Può uno scienziato raccontarci l’uomo che verrà? E’ una domanda che sottintende una questione fondamentale: può la scienza determinare il destino dell’uomo? Umberto Veronesi ne è convinto, immaginando che dagli studi sul Dna possa derivare una vera rivoluzione sentimentale e politica. «Le religioni resisteranno - scrive Veronesi - ma è la scienza che traccia la via del domani e ne detta l’agenda: le evoluzioni sociali che vivremo, avranno origine da un progresso scientifico». L’ipotesi è affascinante ma anche inquietante.
Che la scienza si ponga come obiettivo il miglioramento della vita dell’uomo è senza dubbio legittimo ed importante per tutti. E’ indubbio che nel corso della storia siano state talune scoperte scientifiche, soprattutto nel campo della medicina, a rendere migliore la vita dell’uomo. Ora l’orizzonte più vicino, spiega Veronesi, è segnato dalla nanoscienza che ci permette di ricostruire il nostro mondo nella dimensione del nanometro, un milionesimo di millimetro, la dimensione della natura. Questo nuovo orizzonte potrebbe aiutare nella scoperta di una cura per il cancro o l’Aids, potrebbe anche regalarci nuove forme di cattura dell’energia solare od altro. Aggiunge Veronesi, «l’impatto sociale della nanoscienza sarà enorme: intellettuale, educativo, artistico, sentimentale, passionale, politico».

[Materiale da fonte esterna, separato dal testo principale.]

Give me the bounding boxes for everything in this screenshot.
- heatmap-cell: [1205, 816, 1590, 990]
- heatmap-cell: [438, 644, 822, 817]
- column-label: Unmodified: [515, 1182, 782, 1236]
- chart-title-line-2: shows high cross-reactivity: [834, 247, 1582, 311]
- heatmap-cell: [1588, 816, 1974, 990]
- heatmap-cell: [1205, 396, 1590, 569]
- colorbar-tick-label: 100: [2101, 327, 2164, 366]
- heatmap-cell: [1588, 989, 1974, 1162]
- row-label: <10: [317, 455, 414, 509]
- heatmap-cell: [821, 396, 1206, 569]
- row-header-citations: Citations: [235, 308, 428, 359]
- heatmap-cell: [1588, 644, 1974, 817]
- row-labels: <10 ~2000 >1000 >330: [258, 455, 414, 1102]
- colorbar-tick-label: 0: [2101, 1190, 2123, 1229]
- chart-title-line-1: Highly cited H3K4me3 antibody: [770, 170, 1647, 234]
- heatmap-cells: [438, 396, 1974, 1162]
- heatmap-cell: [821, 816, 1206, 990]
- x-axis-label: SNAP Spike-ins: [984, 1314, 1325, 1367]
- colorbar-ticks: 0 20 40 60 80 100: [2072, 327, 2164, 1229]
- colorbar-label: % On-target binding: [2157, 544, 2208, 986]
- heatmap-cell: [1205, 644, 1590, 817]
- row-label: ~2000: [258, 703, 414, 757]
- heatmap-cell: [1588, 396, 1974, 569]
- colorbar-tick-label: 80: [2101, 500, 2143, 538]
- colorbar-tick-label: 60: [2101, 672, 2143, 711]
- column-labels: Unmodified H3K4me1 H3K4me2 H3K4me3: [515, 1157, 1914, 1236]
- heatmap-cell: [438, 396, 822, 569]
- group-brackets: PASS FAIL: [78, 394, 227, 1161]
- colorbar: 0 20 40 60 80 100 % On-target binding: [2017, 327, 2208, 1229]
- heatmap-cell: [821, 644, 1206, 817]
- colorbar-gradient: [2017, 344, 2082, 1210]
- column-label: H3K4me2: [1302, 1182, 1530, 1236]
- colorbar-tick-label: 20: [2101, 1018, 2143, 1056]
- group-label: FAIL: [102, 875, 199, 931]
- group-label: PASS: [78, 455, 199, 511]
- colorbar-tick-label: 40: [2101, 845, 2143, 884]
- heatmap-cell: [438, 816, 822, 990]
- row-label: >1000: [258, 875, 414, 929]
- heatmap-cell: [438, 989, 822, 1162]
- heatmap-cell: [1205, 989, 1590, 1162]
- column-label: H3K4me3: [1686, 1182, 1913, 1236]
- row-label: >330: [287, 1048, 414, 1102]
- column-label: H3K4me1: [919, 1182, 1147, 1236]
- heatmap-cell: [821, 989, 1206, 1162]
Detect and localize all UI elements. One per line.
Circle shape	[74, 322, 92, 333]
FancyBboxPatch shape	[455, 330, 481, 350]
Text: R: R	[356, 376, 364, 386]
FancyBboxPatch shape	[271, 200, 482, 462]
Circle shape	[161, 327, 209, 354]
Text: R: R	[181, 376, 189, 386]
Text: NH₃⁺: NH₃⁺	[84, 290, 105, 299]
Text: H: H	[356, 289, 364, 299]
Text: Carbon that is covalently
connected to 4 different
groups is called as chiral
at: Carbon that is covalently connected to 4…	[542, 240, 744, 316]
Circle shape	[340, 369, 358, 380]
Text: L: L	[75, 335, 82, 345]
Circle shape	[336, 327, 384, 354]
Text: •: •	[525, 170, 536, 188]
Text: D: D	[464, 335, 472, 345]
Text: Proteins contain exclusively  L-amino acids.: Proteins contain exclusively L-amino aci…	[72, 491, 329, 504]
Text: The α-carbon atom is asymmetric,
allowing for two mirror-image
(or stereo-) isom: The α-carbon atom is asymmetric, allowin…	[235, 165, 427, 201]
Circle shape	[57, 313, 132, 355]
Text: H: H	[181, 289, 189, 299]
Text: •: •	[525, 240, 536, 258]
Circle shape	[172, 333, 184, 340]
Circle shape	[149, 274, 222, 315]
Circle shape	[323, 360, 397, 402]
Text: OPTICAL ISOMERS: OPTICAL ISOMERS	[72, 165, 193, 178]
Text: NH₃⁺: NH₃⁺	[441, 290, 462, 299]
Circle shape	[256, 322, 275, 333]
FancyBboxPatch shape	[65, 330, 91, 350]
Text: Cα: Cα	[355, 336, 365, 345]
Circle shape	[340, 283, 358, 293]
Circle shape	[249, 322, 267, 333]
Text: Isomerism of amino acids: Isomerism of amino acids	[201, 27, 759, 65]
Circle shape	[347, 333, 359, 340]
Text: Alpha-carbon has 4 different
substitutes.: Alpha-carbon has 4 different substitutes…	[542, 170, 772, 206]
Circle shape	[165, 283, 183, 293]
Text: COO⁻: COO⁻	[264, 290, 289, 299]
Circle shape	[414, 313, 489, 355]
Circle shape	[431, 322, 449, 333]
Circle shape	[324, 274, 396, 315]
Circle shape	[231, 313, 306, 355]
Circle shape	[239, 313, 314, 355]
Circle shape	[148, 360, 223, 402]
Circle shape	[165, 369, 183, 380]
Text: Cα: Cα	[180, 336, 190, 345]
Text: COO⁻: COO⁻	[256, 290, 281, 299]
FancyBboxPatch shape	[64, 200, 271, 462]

E’ a questo punto che la questione diventa inquietante. All’esperienza così com’è, come nasce dal ventre della natura, la scienza vuole sostituire l’esperienza come non è, l’esperienza come dovrebbe essere. «Come se il misurabile e il calcolabile - scrive il grande pensatore francese Alain Finkielkraut- coincidessero con la realtà. Come se la verità della scienza fosse la sola verità del reale, come se il mondo non fosse più questa creazione di inquietudine e d’inconoscibile».
Come l’umanità saprà utilizzare questo straordinario progresso?, si chiede Veronesi. E’ una domanda drammatica, nel momento in cui la risposta sta nella pretesa della scienza di piegare la realtà, alla propria idea di realtà, il destino ai propri desideri. Voler sconfiggere una malattia, non equivale al voler determinare se un uomo debba essere felice o meno. Se debba essere più buono o più bello. Nessuno scienziato potrà mai raccontarci, o peggio predeterminare il destino dell’umanità e dell’uomo. Questo spetta a Dio.
Ciò che per l’uomo rappresenta una sconfitta, per un cristiano rappresenta una circostanza da vivere e da attraversare per intero. La morte non è l’ultima parola sulla vita, perché il destino dell’uomo si compie ben oltre la morte. La realtà non è manipolabile, non si può piegare al proprio desiderio. La realtà buona o cattiva che sia, la si può solo vivere. Si può desiderare di migliorarla, questo sì, ma ponendosi un limite oltre il quale non è giusto andare. «La società nanoscientifica sarà una società migliore», chiosa Veronesi. Noi non ne siamo sicuri.